Authorities tried to calm widening panic over India's deadly plague outbreak on Sunday, and two Persian Gulf states began evacuating their citizens.
Neighboring Bangladesh and Pakistan, meanwhile, reported the first suspected cases of pneumonic plague outside India.Fear of contamination has reached panic levels in New Delhi, the capital of 11 million people. Press Trust of India said the number of suspected plague cases reported rose from 2,848 on Saturday to 4,059 on Sunday. Only about 22 cases have so far been confirmed. The majority have turned out to be other diseases such as tuberculosis and pneumonia, or even common colds.
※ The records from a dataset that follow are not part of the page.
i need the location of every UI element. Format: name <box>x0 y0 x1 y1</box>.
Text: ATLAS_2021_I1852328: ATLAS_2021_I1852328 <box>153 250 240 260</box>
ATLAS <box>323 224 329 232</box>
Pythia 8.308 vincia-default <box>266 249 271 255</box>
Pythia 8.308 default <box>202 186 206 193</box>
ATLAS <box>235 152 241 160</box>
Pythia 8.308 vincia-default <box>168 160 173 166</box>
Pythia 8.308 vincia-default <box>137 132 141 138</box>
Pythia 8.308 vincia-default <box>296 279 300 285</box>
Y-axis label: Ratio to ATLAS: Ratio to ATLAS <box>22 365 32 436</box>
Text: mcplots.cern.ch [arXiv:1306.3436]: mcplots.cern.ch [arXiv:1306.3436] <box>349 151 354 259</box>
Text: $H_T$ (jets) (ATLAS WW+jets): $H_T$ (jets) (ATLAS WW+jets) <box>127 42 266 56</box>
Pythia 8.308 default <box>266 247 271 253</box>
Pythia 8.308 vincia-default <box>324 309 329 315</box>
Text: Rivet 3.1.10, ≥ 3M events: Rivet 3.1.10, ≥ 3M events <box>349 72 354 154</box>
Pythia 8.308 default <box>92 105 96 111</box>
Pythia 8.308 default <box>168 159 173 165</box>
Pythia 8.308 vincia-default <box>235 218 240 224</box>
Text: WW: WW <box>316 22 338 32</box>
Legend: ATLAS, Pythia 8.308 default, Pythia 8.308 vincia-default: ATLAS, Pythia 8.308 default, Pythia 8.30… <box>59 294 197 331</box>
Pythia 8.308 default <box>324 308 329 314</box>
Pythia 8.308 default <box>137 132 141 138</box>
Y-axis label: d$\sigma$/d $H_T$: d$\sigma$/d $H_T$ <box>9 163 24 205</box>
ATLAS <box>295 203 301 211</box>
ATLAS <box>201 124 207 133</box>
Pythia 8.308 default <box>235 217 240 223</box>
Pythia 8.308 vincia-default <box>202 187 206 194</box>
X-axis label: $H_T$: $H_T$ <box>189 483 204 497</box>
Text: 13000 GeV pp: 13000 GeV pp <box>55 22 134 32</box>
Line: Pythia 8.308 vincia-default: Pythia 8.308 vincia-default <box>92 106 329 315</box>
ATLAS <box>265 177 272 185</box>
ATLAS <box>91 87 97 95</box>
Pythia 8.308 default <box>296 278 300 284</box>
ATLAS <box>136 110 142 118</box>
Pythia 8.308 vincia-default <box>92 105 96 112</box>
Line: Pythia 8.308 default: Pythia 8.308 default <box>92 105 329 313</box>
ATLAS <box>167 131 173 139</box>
The plague has killed at least 58 people in recent weeks, including 54 in Surat, the western city where the outbreak began, and four in New Delhi.
Many people in New Delhi have told their maids to take leave and ordered children to stay indoors, fearing exposure to the disease. Many people in the city are wearing cloth face masks in an effort to avoid contamination.
The government asked folk artists to use a major Indian religious holiday to help quell panic. Traveling stage actors in northern India will use Ramlila - a 10-day celebration that starts Oct. 10 - to spread information about how the plague can be cured and how to prevent transmission.
In the first organized evacuation since the outbreak began, the Persian Gulf state of Qatar evacuated 125 of its citizens from Bombay, United News of India reported. Gulf Air, the Manama-based airline, will operate special flights to evacuate Bahrain citizens on Monday, United News said.
In Pakistan, an 8-year-old boy was hospitalized with flu-like symptoms and was being tested for the plague, said Dr. Mushtaq Ahmed, a Health Ministry official in Islamabad.
The boy arrived in Pakistan on a special train from New Delhi for Pakistanis stranded after their government suspended regular travel links with India because of the outbreak.